The Nevada Schools Board hired an independent attorney to investigate an incident in which the chief of staff and legal adviser berated a regent at a public meeting earlier this month for engaging in what he called "child language."
Dean Gould, a licensed attorney, chief of staff and special adviser to the Board of Regents, remains with the Nevada System of Higher Education, system spokesman Francis McCabe said in an email to the Review Journal on Monday.
"We cannot discuss further because of an ongoing personnel request," he said.
NSHE chief executive Mark Doubrava said in a statement that he was unable to comment on incidents during the July 23 and August 7 board meetings in which Gould publicly reprimanded the regent for being a "private and confidential personnel matter" act.
However, he said the board of directors takes these events and related issues seriously and has appointed Los Angeles-based attorney Apalla Chopra of O’Melveny & Myers LLP to provide "advice and action" to the board.
Chopra is an expert in labor law and Title IX and has regularly represented colleges, Doubrava said. "Our process will be fair as we serve NSHE's overall mission to serve our student, staff and faculty community."
The Gould incident arose from an item on the agenda during a meeting on August 7th, when the regents, in a separate vote, decided to amend the Board of Directors' guidelines to comply with the new U.S. Department of Education regulations on sexual misconduct.
Regent Lisa Levine, who was appointed to the board by Governor Steve Sisolak in June to fill a vacancy, told her fellow board members that her vote would be a strong no. She said regents who vote “yes” side with rapists and violent criminals, a claim that some board members said were offended.
Levine announced to the board that she had Attorney General Aaron Ford on the phone to discuss the problem, but the chairman told her that she was not behaving properly while she continued to speak.
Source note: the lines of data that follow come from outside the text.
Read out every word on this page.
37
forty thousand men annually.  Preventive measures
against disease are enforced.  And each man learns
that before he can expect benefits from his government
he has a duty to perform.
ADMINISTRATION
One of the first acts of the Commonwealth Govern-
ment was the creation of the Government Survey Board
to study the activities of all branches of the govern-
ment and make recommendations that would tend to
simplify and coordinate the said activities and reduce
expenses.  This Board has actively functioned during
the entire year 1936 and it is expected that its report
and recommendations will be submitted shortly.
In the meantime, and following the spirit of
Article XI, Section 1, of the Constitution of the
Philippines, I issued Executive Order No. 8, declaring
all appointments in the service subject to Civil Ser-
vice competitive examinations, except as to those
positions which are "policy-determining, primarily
Gould interrupted Levine and asked her to mute her line during the virtual meeting. If she didn't, Gould said he didn't want to "speak man" but had to, if she continued to "speak child".
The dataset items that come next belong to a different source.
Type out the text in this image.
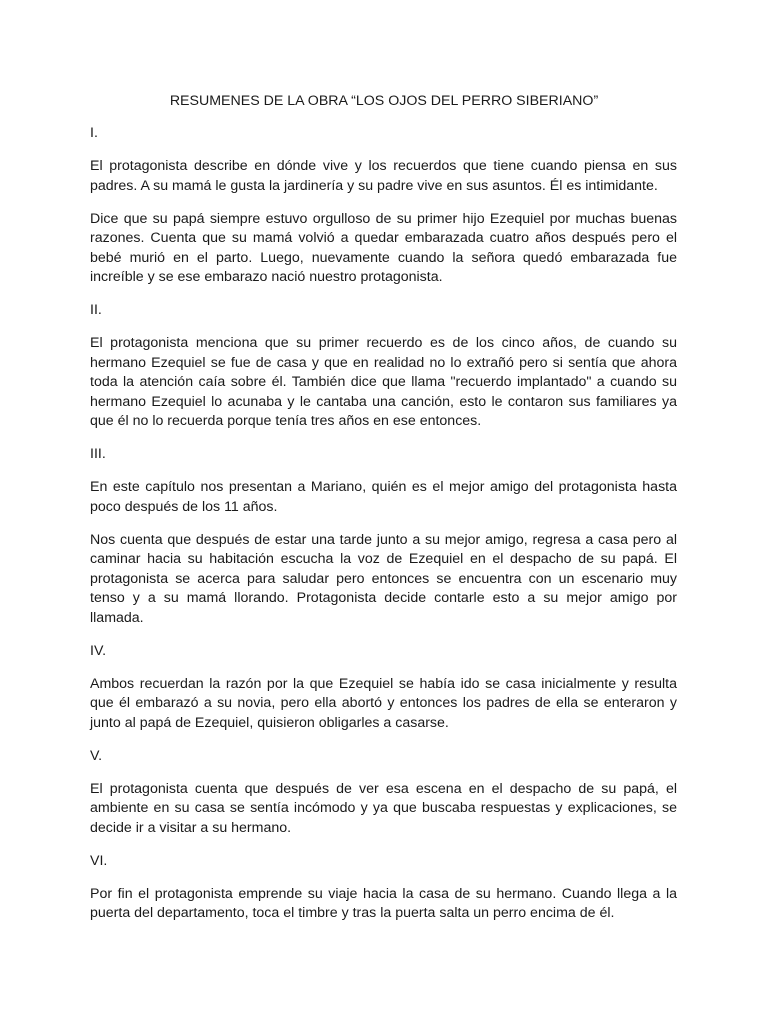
RESUMENES DE LA OBRA “LOS OJOS DEL PERRO SIBERIANO”

I.

El protagonista describe en dónde vive y los recuerdos que tiene cuando piensa en sus padres. A su mamá le gusta la jardinería y su padre vive en sus asuntos. Él es intimidante.

Dice que su papá siempre estuvo orgulloso de su primer hijo Ezequiel por muchas buenas razones. Cuenta que su mamá volvió a quedar embarazada cuatro años después pero el bebé murió en el parto. Luego, nuevamente cuando la señora quedó embarazada fue increíble y se ese embarazo nació nuestro protagonista.

II.

El protagonista menciona que su primer recuerdo es de los cinco años, de cuando su hermano Ezequiel se fue de casa y que en realidad no lo extrañó pero si sentía que ahora toda la atención caía sobre él. También dice que llama "recuerdo implantado" a cuando su hermano Ezequiel lo acunaba y le cantaba una canción, esto le contaron sus familiares ya que él no lo recuerda porque tenía tres años en ese entonces.

III.

En este capítulo nos presentan a Mariano, quién es el mejor amigo del protagonista hasta poco después de los 11 años.

Nos cuenta que después de estar una tarde junto a su mejor amigo, regresa a casa pero al caminar hacia su habitación escucha la voz de Ezequiel en el despacho de su papá. El protagonista se acerca para saludar pero entonces se encuentra con un escenario muy tenso y a su mamá llorando. Protagonista decide contarle esto a su mejor amigo por llamada.

IV.

Ambos recuerdan la razón por la que Ezequiel se había ido se casa inicialmente y resulta que él embarazó a su novia, pero ella abortó y entonces los padres de ella se enteraron y junto al papá de Ezequiel, quisieron obligarles a casarse.

V.

El protagonista cuenta que después de ver esa escena en el despacho de su papá, el ambiente en su casa se sentía incómodo y ya que buscaba respuestas y explicaciones, se decide ir a visitar a su hermano.

VI.

Por fin el protagonista emprende su viaje hacia la casa de su hermano. Cuando llega a la puerta del departamento, toca el timbre y tras la puerta salta un perro encima de él.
Wow @nevadaregents! Way to turn off the dissenting woman's voice. Nevada women stand united with @Lisa_C_Levine
PS: women are not children NS♀️ # NSHE #WhiteMalePrivilege pic.twitter.com/8ok2BouwA8
– LeAn Shelton (@LeAnShelton_LLC) August 7, 2020
An eight-second video clip of the exchange quickly circulated on Twitter, and a handful of elected officials, including Sisolak and Ford, stepped in and criticized Gould for what they described as unacceptable behavior that Levine was patronizing.
In a statement released after the August 7 board meeting, Gould said his reaction was in response to a July 23 meeting trying to prevent an open meeting law violation when Levine asked him accused of being "mansplaining".
"I found this comment unprofessional and embarrassing and is not an appropriate way for an employer to speak to an employee," Gould said in the statement.
Levine "disrupted the defined procedural process" during the August 7th meeting while the chairman tried to hold a roll-call vote, Gould added in the statement. “At the time I was frustrated with their lack of decency. In retrospect, I shouldn't have bowed to its sharpness. "
During a board meeting on August 21, Doubrava responded to a question from another regent that he had excused Gould from attending the meeting, but declined to comment.